What Is HTML5?

There’s been a lot of talk about HTML5 and all of the new elements it introduces. Forms will be built and used completely differently, the structure of documents will be much more semantic, and new features will be available to website and application developers.

But, what are these semantic elements? Are they really anything new? Will they change the structure of your document at all? The simple answer is “no”. The new elements, for the most part, just make your documents easier to parse and understand (for machines and for people using assistive technology). Very few of the new elements are really all that new; they’re just the same old elements with new names for new purposes.

Let’s take a look at some of the new elements. To start, we have the following:

  • header
  • footer
  • aside
  • section
  • article
  • nav
  • hgroup
  • output*

Basically, each of the elements mentioned above is nothing more than a specialized <div> tag (or possibly a <span> tag, though, I believe these are all block elements by default). With the exception of the <output> tag, they don’t really serve any different purpose, nor do they have any different attributes than a normal div. However, they will be invaluable in providing semantic data for the document.

The <output> tag is a little different, in that it actually does have some new attributes, and has a very specific purpose. It is basically the equivalent of the empty <div> many application developers used to act as a container for information returned from an AJAX request; but, when used properly, it may actually return information in HTML5 documents without any server interaction (calculations between two inputs, etc.).

Next, we have another list of elements:

  • details and summary
  • figure and figcaption

Essentially, these two pairs of tags are nothing more than fancy fieldset and legend tags.
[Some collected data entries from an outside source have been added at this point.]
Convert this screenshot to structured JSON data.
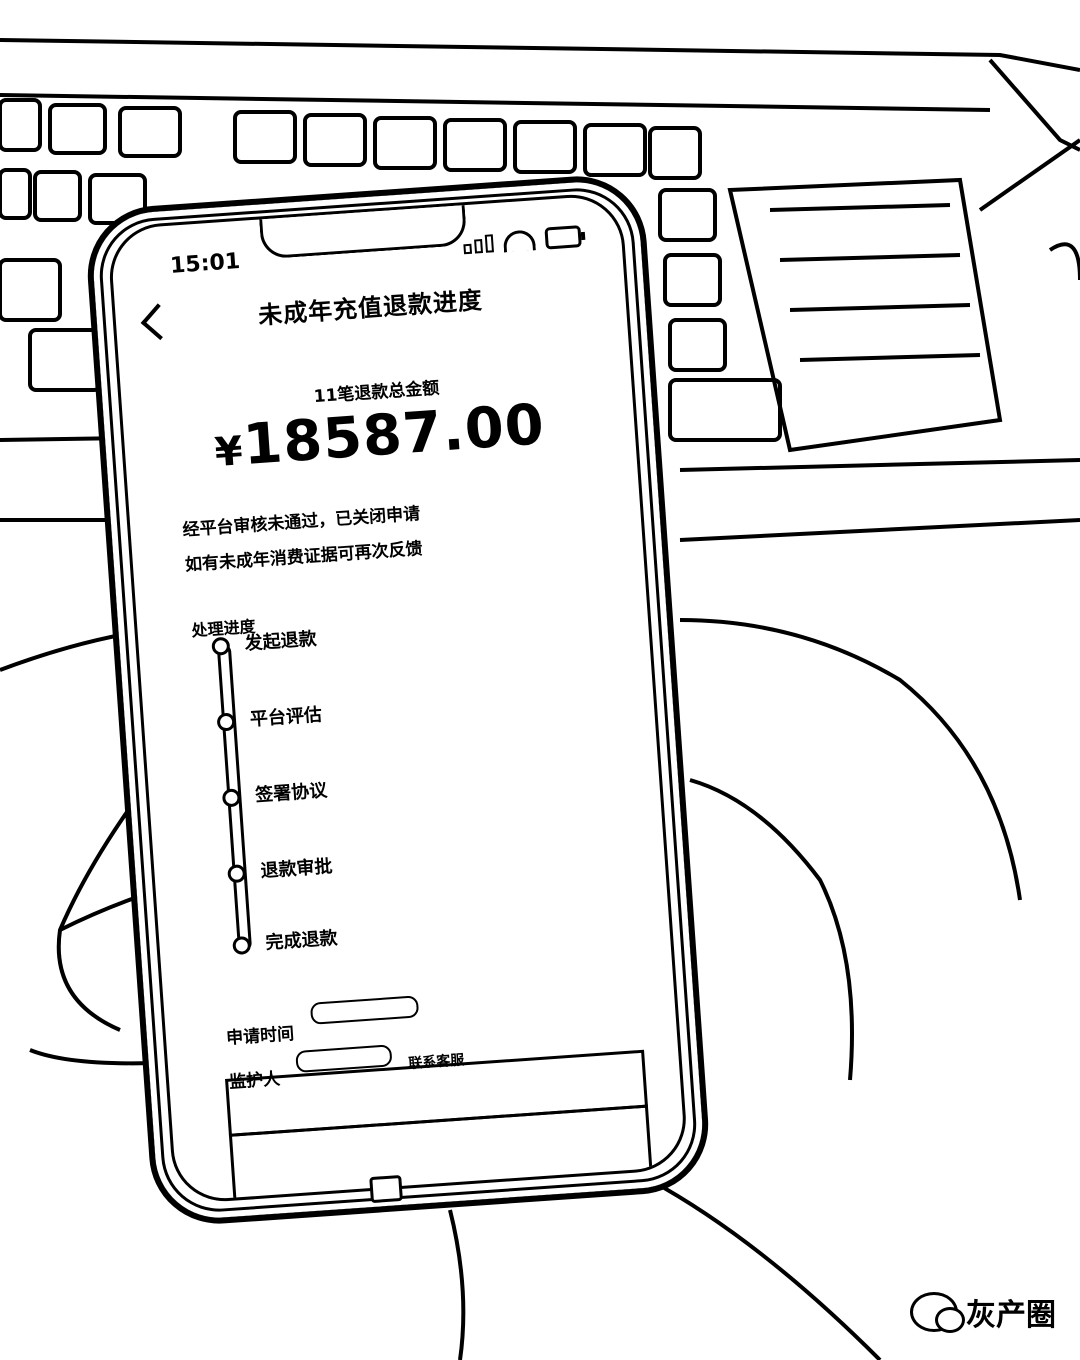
{
  "status_bar": {
    "time": "15:01"
  },
  "header": {
    "title": "未成年充值退款进度"
  },
  "summary": {
    "label": "11笔退款总金额",
    "currency": "¥",
    "amount": "18587.00"
  },
  "notices": [
    "经平台审核未通过，已关闭申请",
    "如有未成年消费证据可再次反馈"
  ],
  "progress": {
    "title": "处理进度",
    "steps": [
      "发起退款",
      "平台评估",
      "签署协议",
      "退款审批",
      "完成退款"
    ]
  },
  "details": {
    "apply_time_label": "申请时间",
    "guardian_label": "监护人"
  },
  "actions": {
    "contact_service": "联系客服"
  },
  "watermark": {
    "text": "灰产圈"
  }
}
However, as far as I know, browsers will not render them quite the same way fieldsets and legends have been traditionally rendered.
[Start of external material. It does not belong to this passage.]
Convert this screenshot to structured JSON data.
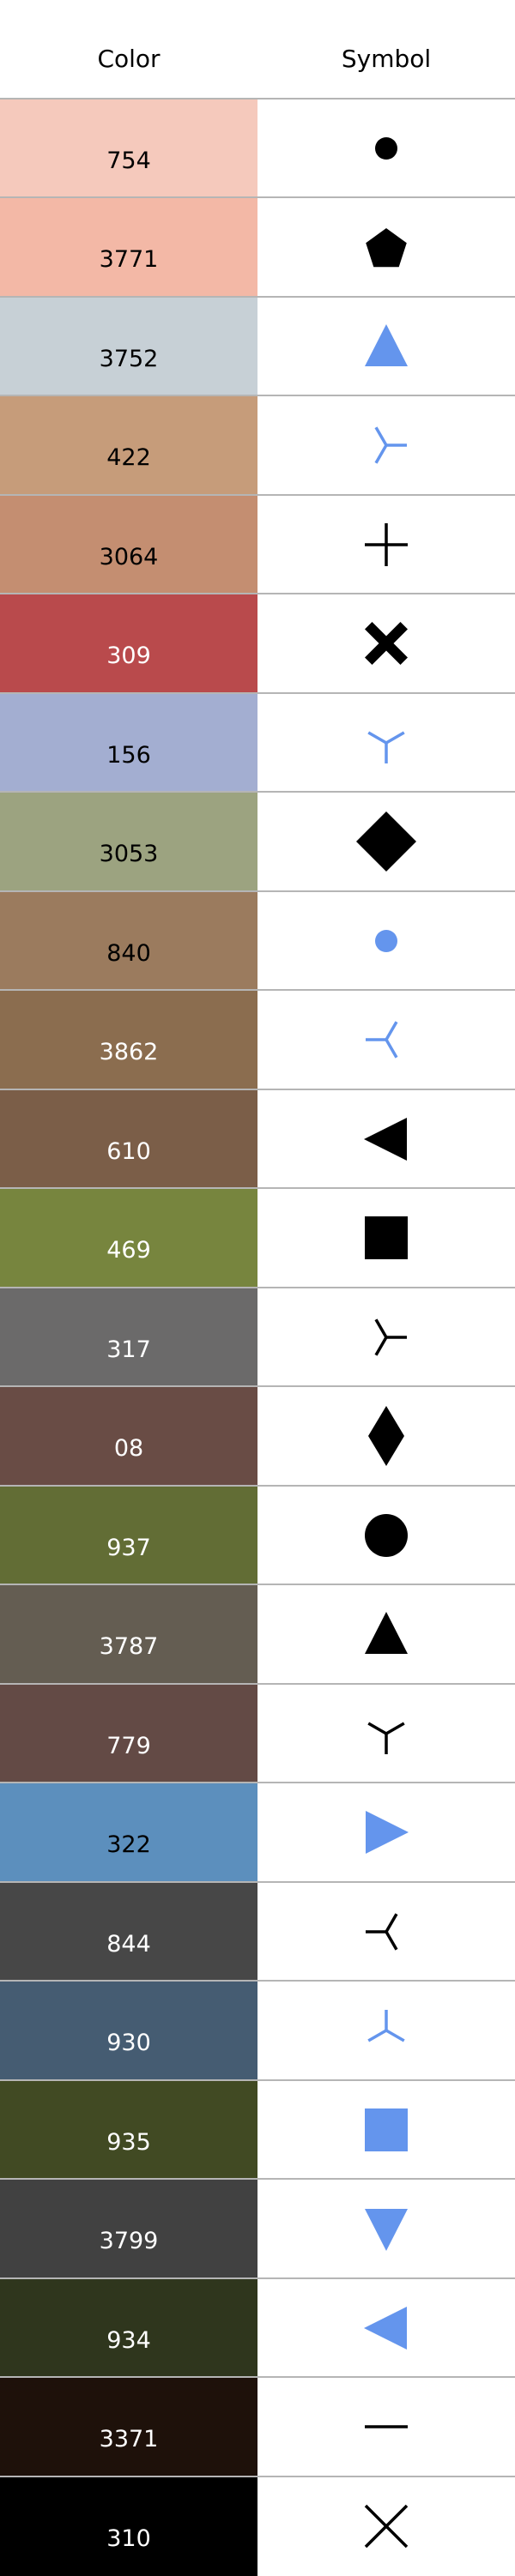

The details and summary tags help express some information about the website or document currently being viewed (copyright information, etc.). You must use the summary tag as the first child of the details element; otherwise your document will not validate properly.

The figure and figcaption tags do not have the same restrictions. The figcaption element can be used anywhere within the figure element; but the concept remains the same. The figcaption is intended to act as a “legend” for the figure container.

So, then, what is truly different about HTML5?

To begin with, we do have a few new elements that are very different from anything we’ve seen in previous iterations of HTML.

  • audio, video and source
  • canvas
  • ruby, rp and rt (for East Asian characters)

HTML5 also includes some additional tags that are meant specifically for semantic purposes and, by default, do not make any difference in the appearance of the document. These are similar to the classic <b>, <i>, <strong>, <em>, <del>, etc. tags, but offer even more detailed information about the text. Many of them actually have their own attributes that help machines determine exactly what the text infers. Some of these are:

  • mark
  • time
  • meter

Document Outlines

In addition, the outlines of HTML5 documents will eventually be interpreted differently than previous versions of HTML documents. Rather than attempting to imply an outline based on the levels of headings within the document (something marked with an <h1> at the top is a top-level item, an <h2> marks the beginning of a second-level item, etc.).

However, HTML5 documents are expected to have more explicit outline definitions. The <section> and <article> tags are intended to separate the items within the outline. In fact, every new block level element (<header>, <section>, <article>, <footer>, etc.) is supposed to start with an <h1> heading. If a <section> or <article> is nested within another <section> or <article>, the outer element will be considered a top-level item in the outline, while the inner item will be a second-level item in the outline.

If you plan to use any headings that should be left out of the outline (subtitles, for example), you should use the <hgroup> tag to bind them together. So, if you have an article with the title of “What is HTML5?” and a subtitle of “A short guide to the new HTML5 elements“, you would use the following code to keep the subtitle from showing up as the second level of the outline:

<hgroup>
<h1>What is HTML5?</h1>
<h2>A short guide to the new HTML5 elements</h2>
</hgroup>

Further Reading

If you are interested in reading more about HTML5, you can check out the current list of elements allowed in HTML5 over at the W3C (though, please keep in mind that the list is somewhat in flux, and is actually being discussed in two completely separate working groups).

If you’re interested in actually learning how to use the new elements, you can take the SitePoint “HTML5 Live” course with John Allsopp. Be aware that this course is not intended for complete beginners. The course expects that students already have a good HTML foundation, and really only explores how the new elements differ from existing HTML elements. Also (at least, when I took the course – as part of the first group to take the course), it was put together as a live course; so John does make some mistakes and misstatements throughout. If you’re expecting a perfectly edited, top-of-the-line, professional course, you should look for local training in your area. However, for less than $10, I don’t see any reason not to at least try the course. I thoroughly enjoyed it, and got a lot of fantastic information out of it.